If you study ethnobotany one thing you will learn is that natives often used several species in a genus without making any distinction between them. This was quite true of several “ground cherries” found in Florida. They used them interchangeably. This may also be true with some Liatris of which there are 43 species, all native to North America.
Liatris’ purple spike of flowers doesn’t suggest any edibility. Indeed, until a few years ago I knew it as sporadic wildflower that would lie dormant for perhaps a century before blooming (after being coaxed out of slumber by a forest fire. ) But a few Liatris, perhaps more, put on an edible tuber. Just make sure you are not cooking up a rare one for dinner.
Charles M. Allen in his book “Edible Plants of the Gulf South” makes no distinction between the 43 species of Liatris. He says the root is edible. Couplan in his “Encyclopedia of Edible Plants of North America” is more specific. He writes L. punctata have edible “corms.” Couplan adds that L. scariosa, L. spictata, and L. squarrosa were used as a diuretic and that L. ohlingera is endangered. Moerman in “Native American Food Plants” says the roots of L. punctata and L. punctata var. punctata were baked and eaten by various tribes. There is little doubt the L. punctata was eaten. But there are also suggestions L. spicata — found locally — was eaten as well. Complicating this is the fact L. punctata (the Dotted Blazing Star) is rare in someplaces and prolific in others. Know what kind of area you are in.
L. punctata is found in 19 states: Arkansas, Colorado, Iowa, Illinois, Kansas, Louisiana, Michigan, Minnesota, Missouri, Montana, North Dakota, Nebraska, New Mexico, Ohio, Oklahoma, South Dakota, Texas, Wisconsin, and Wyoming but endangered in Michigan and Wisconsin. We have at least seven different Liatris species in Florida including L. spicata, or Dense Blazing Star. The others are L. chapmanii, L. elegans, L. gracilis, L. ohlingerae, L. pauciflora, and L. tennuifolia. L. spicata is found east of Mississippi, eastern Canada, and states along the western shore of the Mississippi.

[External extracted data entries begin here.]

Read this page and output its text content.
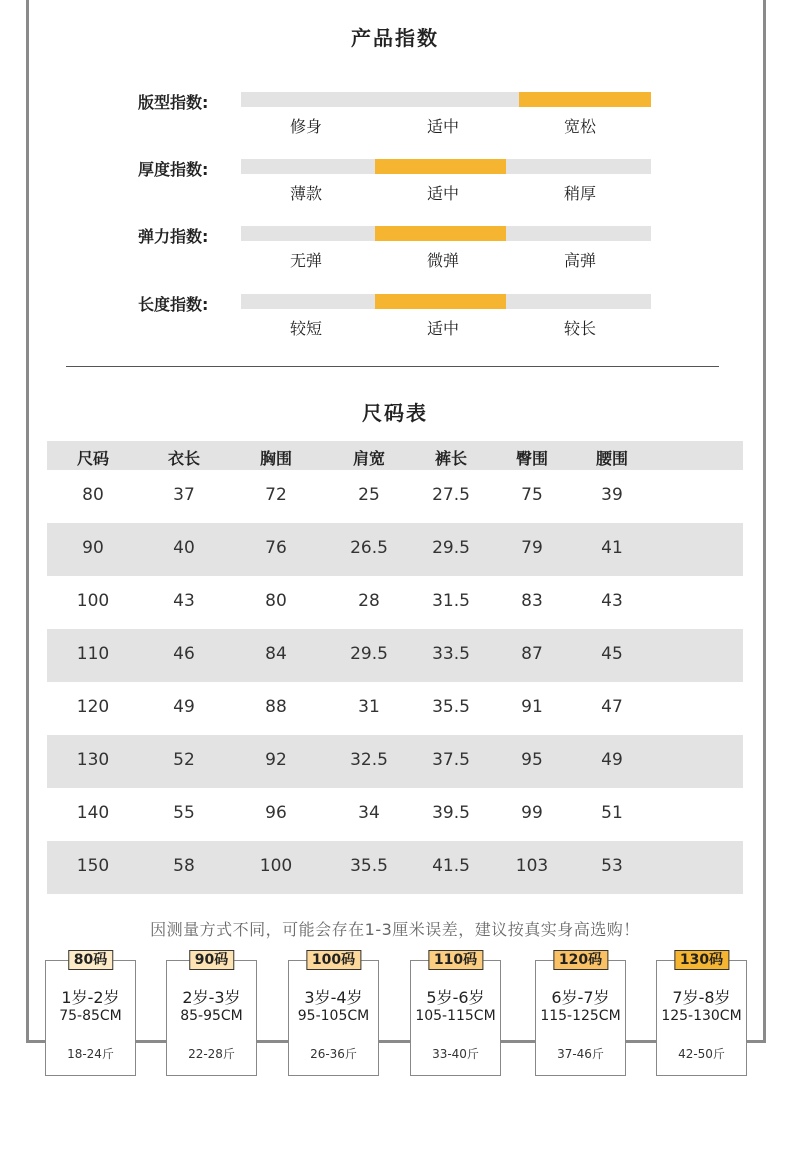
产品指数
版型指数:
修身	适中	宽松
厚度指数:
薄款	适中	稍厚
弹力指数:
无弹	微弹	高弹
长度指数:
较短	适中	较长
尺码表
尺码	衣长	胸围	肩宽	裤长	臀围	腰围
80	37	72	25	27.5	75	39
90	40	76	26.5	29.5	79	41
100	43	80	28	31.5	83	43
110	46	84	29.5	33.5	87	45
120	49	88	31	35.5	91	47
130	52	92	32.5	37.5	95	49
140	55	96	34	39.5	99	51
150	58	100	35.5	41.5	103	53
因测量方式不同，可能会存在1-3厘米误差，建议按真实身高选购！
80码
1岁-2岁
75-85CM
18-24斤
90码
2岁-3岁
85-95CM
22-28斤
100码
3岁-4岁
95-105CM
26-36斤
110码
5岁-6岁
105-115CM
33-40斤
120码
6岁-7岁
115-125CM
37-46斤
130码
7岁-8岁
125-130CM
42-50斤
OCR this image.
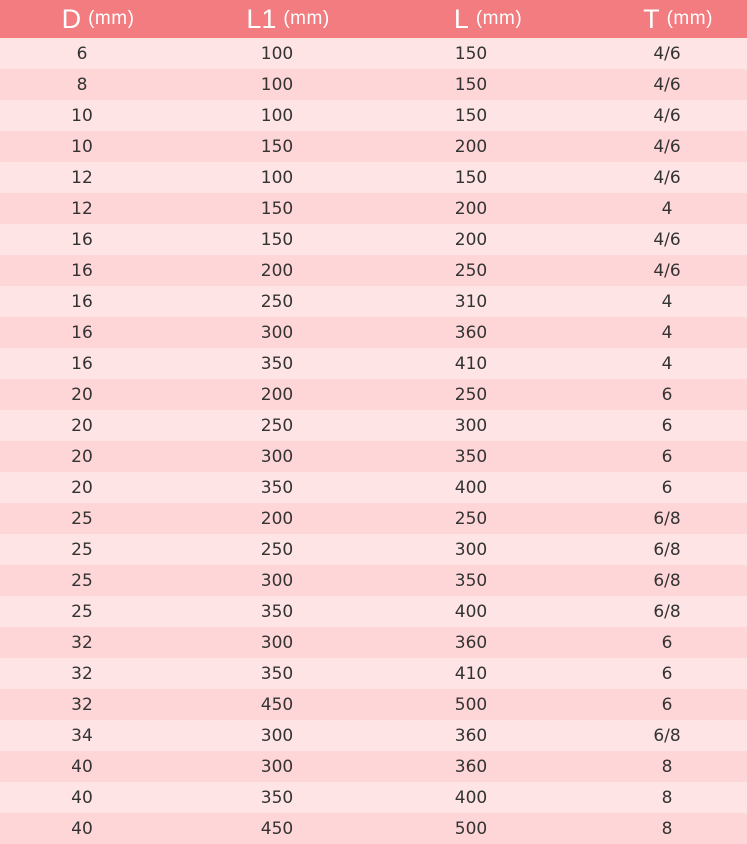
D (mm)	L1 (mm)	L (mm)	T (mm)
6	100	150	4/6
8	100	150	4/6
10	100	150	4/6
10	150	200	4/6
12	100	150	4/6
12	150	200	4
16	150	200	4/6
16	200	250	4/6
16	250	310	4
16	300	360	4
16	350	410	4
20	200	250	6
20	250	300	6
20	300	350	6
20	350	400	6
25	200	250	6/8
25	250	300	6/8
25	300	350	6/8
25	350	400	6/8
32	300	360	6
32	350	410	6
32	450	500	6
34	300	360	6/8
40	300	360	8
40	350	400	8
40	450	500	8
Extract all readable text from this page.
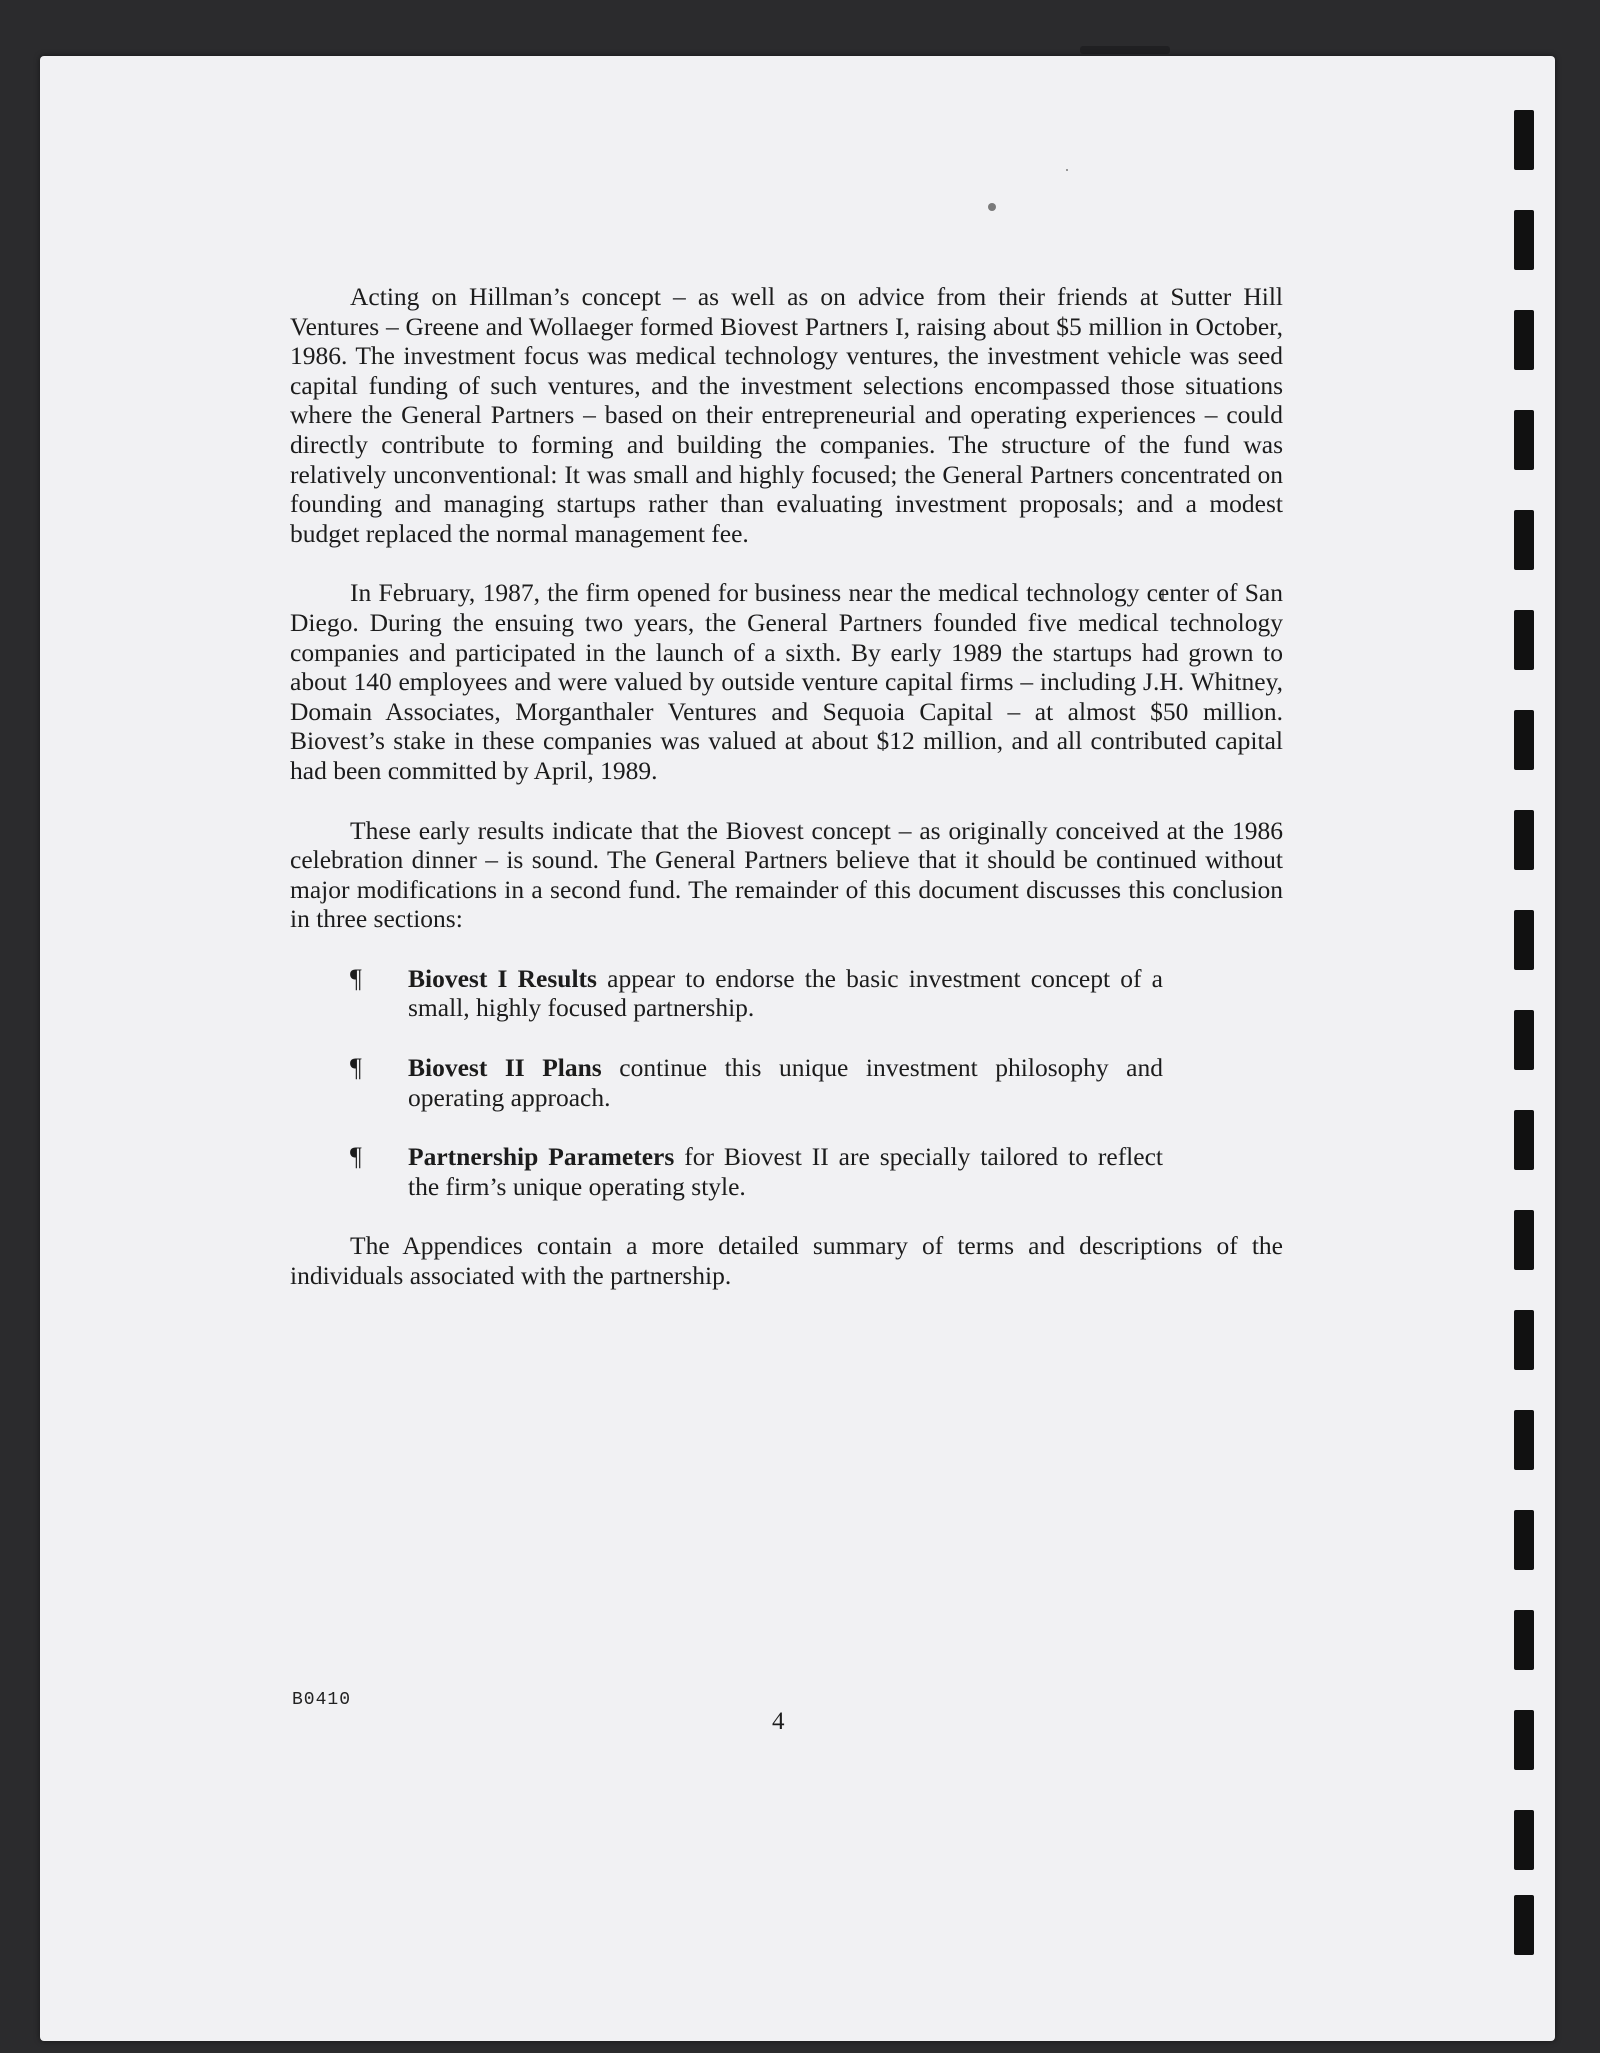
Acting on Hillman’s concept – as well as on advice from their friends at Sutter Hill Ventures – Greene and Wollaeger formed Biovest Partners I, raising about $5 million in October, 1986. The investment focus was medical technology ventures, the investment vehicle was seed capital funding of such ventures, and the investment selections encompassed those situations where the General Partners – based on their entrepreneurial and operating experiences – could directly contribute to forming and building the companies. The structure of the fund was relatively unconventional: It was small and highly focused; the General Partners concentrated on founding and managing startups rather than evaluating investment proposals; and a modest budget replaced the normal management fee.

In February, 1987, the firm opened for business near the medical technology center of San Diego. During the ensuing two years, the General Partners founded five medical technology companies and participated in the launch of a sixth. By early 1989 the startups had grown to about 140 employees and were valued by outside venture capital firms – including J.H. Whitney, Domain Associates, Morganthaler Ventures and Sequoia Capital – at almost $50 million. Biovest’s stake in these companies was valued at about $12 million, and all contributed capital had been committed by April, 1989.

These early results indicate that the Biovest concept – as originally conceived at the 1986 celebration dinner – is sound. The General Partners believe that it should be continued without major modifications in a second fund. The remainder of this document discusses this conclusion in three sections:

¶ Biovest I Results appear to endorse the basic investment concept of a small, highly focused partnership.
¶ Biovest II Plans continue this unique investment philosophy and operating approach.
¶ Partnership Parameters for Biovest II are specially tailored to reflect the firm’s unique operating style.

The Appendices contain a more detailed summary of terms and descriptions of the individuals associated with the partnership.

B0410
4
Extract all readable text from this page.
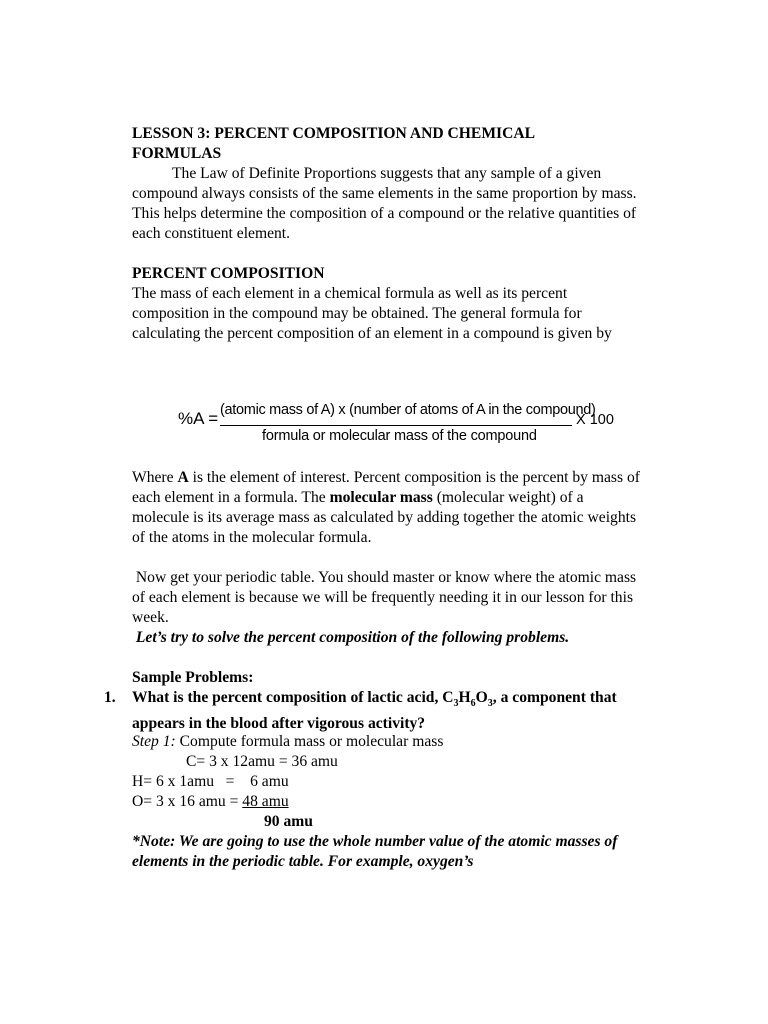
LESSON 3: PERCENT COMPOSITION AND CHEMICAL
FORMULAS
The Law of Definite Proportions suggests that any sample of a given compound always consists of the same elements in the same proportion by mass. This helps determine the composition of a compound or the relative quantities of each constituent element.
PERCENT COMPOSITION
The mass of each element in a chemical formula as well as its percent composition in the compound may be obtained. The general formula for calculating the percent composition of an element in a compound is given by
%A = (atomic mass of A) x (number of atoms of A in the compound)
formula or molecular mass of the compound
X 100
Where A is the element of interest. Percent composition is the percent by mass of each element in a formula. The molecular mass (molecular weight) of a molecule is its average mass as calculated by adding together the atomic weights of the atoms in the molecular formula.
Now get your periodic table. You should master or know where the atomic mass of each element is because we will be frequently needing it in our lesson for this week.
Let’s try to solve the percent composition of the following problems.
Sample Problems:
1. What is the percent composition of lactic acid, $C_3H_6O_3$, a component that appears in the blood after vigorous activity?
Step 1: Compute formula mass or molecular mass
C= 3 x 12amu = 36 amu
H= 6 x 1amu   =    6 amu
O= 3 x 16 amu = 48 amu
90 amu
*Note: We are going to use the whole number value of the atomic masses of elements in the periodic table. For example, oxygen’s
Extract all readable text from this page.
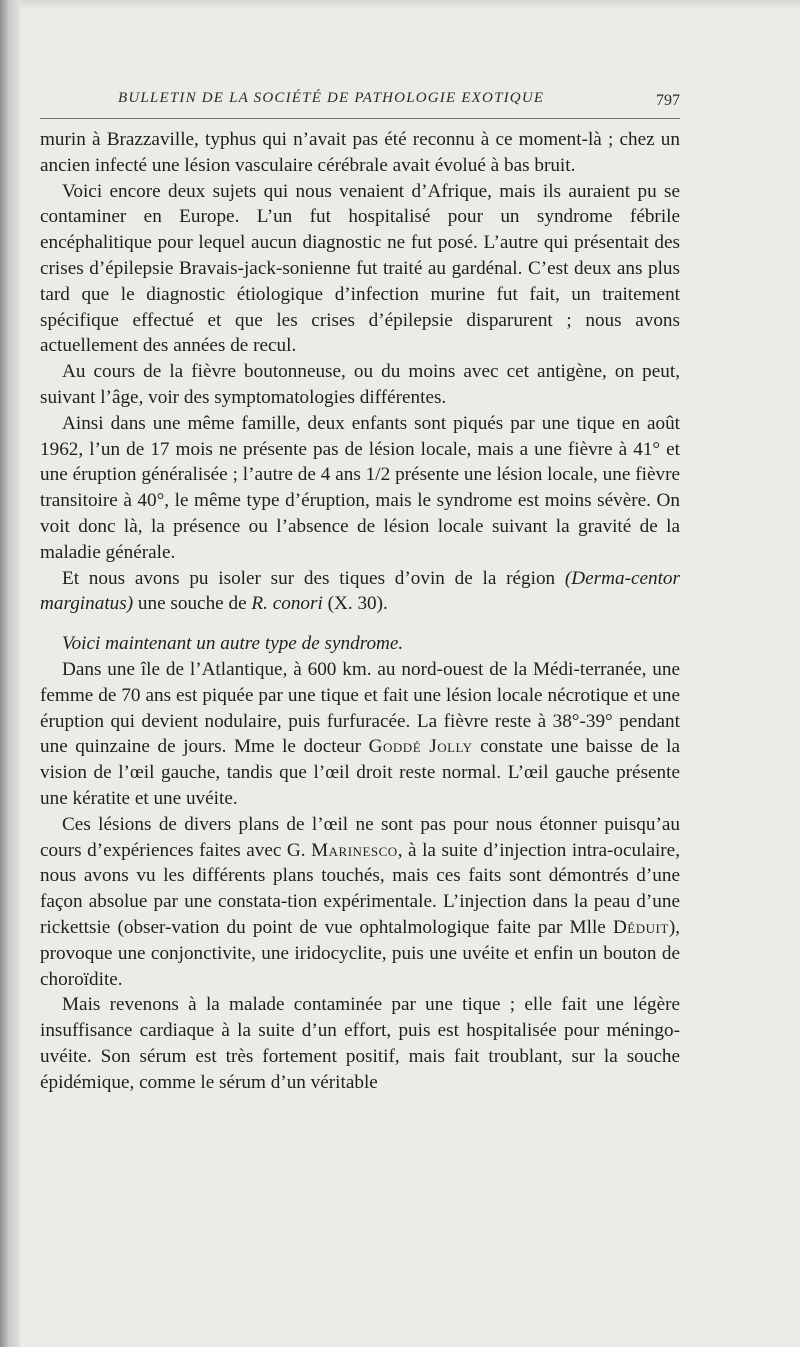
BULLETIN DE LA SOCIÉTÉ DE PATHOLOGIE EXOTIQUE	797

murin à Brazzaville, typhus qui n’avait pas été reconnu à ce moment-là ; chez un ancien infecté une lésion vasculaire cérébrale avait évolué à bas bruit.

Voici encore deux sujets qui nous venaient d’Afrique, mais ils auraient pu se contaminer en Europe. L’un fut hospitalisé pour un syndrome fébrile encéphalitique pour lequel aucun diagnostic ne fut posé. L’autre qui présentait des crises d’épilepsie Bravais-jack-sonienne fut traité au gardénal. C’est deux ans plus tard que le diagnostic étiologique d’infection murine fut fait, un traitement spécifique effectué et que les crises d’épilepsie disparurent ; nous avons actuellement des années de recul.

Au cours de la fièvre boutonneuse, ou du moins avec cet antigène, on peut, suivant l’âge, voir des symptomatologies différentes.

Ainsi dans une même famille, deux enfants sont piqués par une tique en août 1962, l’un de 17 mois ne présente pas de lésion locale, mais a une fièvre à 41° et une éruption généralisée ; l’autre de 4 ans 1/2 présente une lésion locale, une fièvre transitoire à 40°, le même type d’éruption, mais le syndrome est moins sévère. On voit donc là, la présence ou l’absence de lésion locale suivant la gravité de la maladie générale.

Et nous avons pu isoler sur des tiques d’ovin de la région (Derma-centor marginatus) une souche de R. conori (X. 30).

Voici maintenant un autre type de syndrome.

Dans une île de l’Atlantique, à 600 km. au nord-ouest de la Médi-terranée, une femme de 70 ans est piquée par une tique et fait une lésion locale nécrotique et une éruption qui devient nodulaire, puis furfuracée. La fièvre reste à 38°-39° pendant une quinzaine de jours. Mme le docteur Goddé Jolly constate une baisse de la vision de l’œil gauche, tandis que l’œil droit reste normal. L’œil gauche présente une kératite et une uvéite.

Ces lésions de divers plans de l’œil ne sont pas pour nous étonner puisqu’au cours d’expériences faites avec G. Marinesco, à la suite d’injection intra-oculaire, nous avons vu les différents plans touchés, mais ces faits sont démontrés d’une façon absolue par une constata-tion expérimentale. L’injection dans la peau d’une rickettsie (obser-vation du point de vue ophtalmologique faite par Mlle Déduit), provoque une conjonctivite, une iridocyclite, puis une uvéite et enfin un bouton de choroïdite.

Mais revenons à la malade contaminée par une tique ; elle fait une légère insuffisance cardiaque à la suite d’un effort, puis est hospitalisée pour méningo-uvéite. Son sérum est très fortement positif, mais fait troublant, sur la souche épidémique, comme le sérum d’un véritable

The carrot-flavored roots have inulin, a polysaccharide also found in Jerusalem artichoke roots. It doesn’t spike blood glucose levels when consumed thus is a starch edible by diabetics. While some stems were used as a famine food other parts of the plant were used medicinally often to treat heart ailments which makes sense as the species contains some coumarin. Plains tribes used the Dotted Blazing Star to make a tea that was used for kidney, bladder, and menstrual problems, water retention, gonorrhea, colic, sore throat and laryngitis. Mashed roots were applied to snake bites. Dry roots were burned like incense to relieve headaches, nosebleeds, and tonsillitis. L. chapmanii and L. gracilis might be active against various human cancers.
Domestic livestock like the Dotted Blazing Star particularly sheep. Rocky Mountain Elk also eat it and White-Tail Deer. A variety of small rodents like it — especially the roots — and it is the only source of food for some butterflies. The species apparently also has toxic pyrrolizidine but in very low levels.
As for the botanical name no one knows for sure why the genus is called Liatris (Lee-AT-tris or lye-AT-tris.) Punctata (punct-TAH-ta) means with dots and spicata (spih-KAY-tah) is flowering with a spike. The genus was created by J.C.D. vom Schreber 1739-1810. He might have used the Gaelic word liatrus, spoon-shaped, as a reference to the sometimes bulbous root.
Green Deane’s Itemized Plant Profile: Liatris
IDENTIFICATION: Liatris punctata: Warm-season perennial, several hairless stems, four to 32 inches high, leaves alternate, numerous, dotted with tiny pits, hairless except of coarse hairs on the edges. Lower leaves usually smaller than those above and soon dropped; flower is a dense spike up to a foot long of pink flowers that turn to dandelion-like pappus. Rhizomatous taproot is short, thick, four to 16 feet deep, with lateral roots at various levels. Roots are grayish-black in cross section. Note the L. spicata has a rounder top than the L. puncatata.
TIME OF YEAR: Anytime however only new root growth is edible.
ENVIRONMENT: Dry, open places, sandy soil
METHOD OF PREPARATION: New portion of roots roasted. (The plant keeps adding to the root.) Sometimes the root was consumed raw.
AND it has a pretty flower! Might be time to plant some in the garden 🙂
It is a favorite of flower gardens.
“4 to 16 feet deep”. I hope this is a typo?
ah.. no.
I have always heard them called Gay Feather here in southeast Texas. 🙂 They are so pretty.
Good one! I’ve also heard it called Deer Potatoes.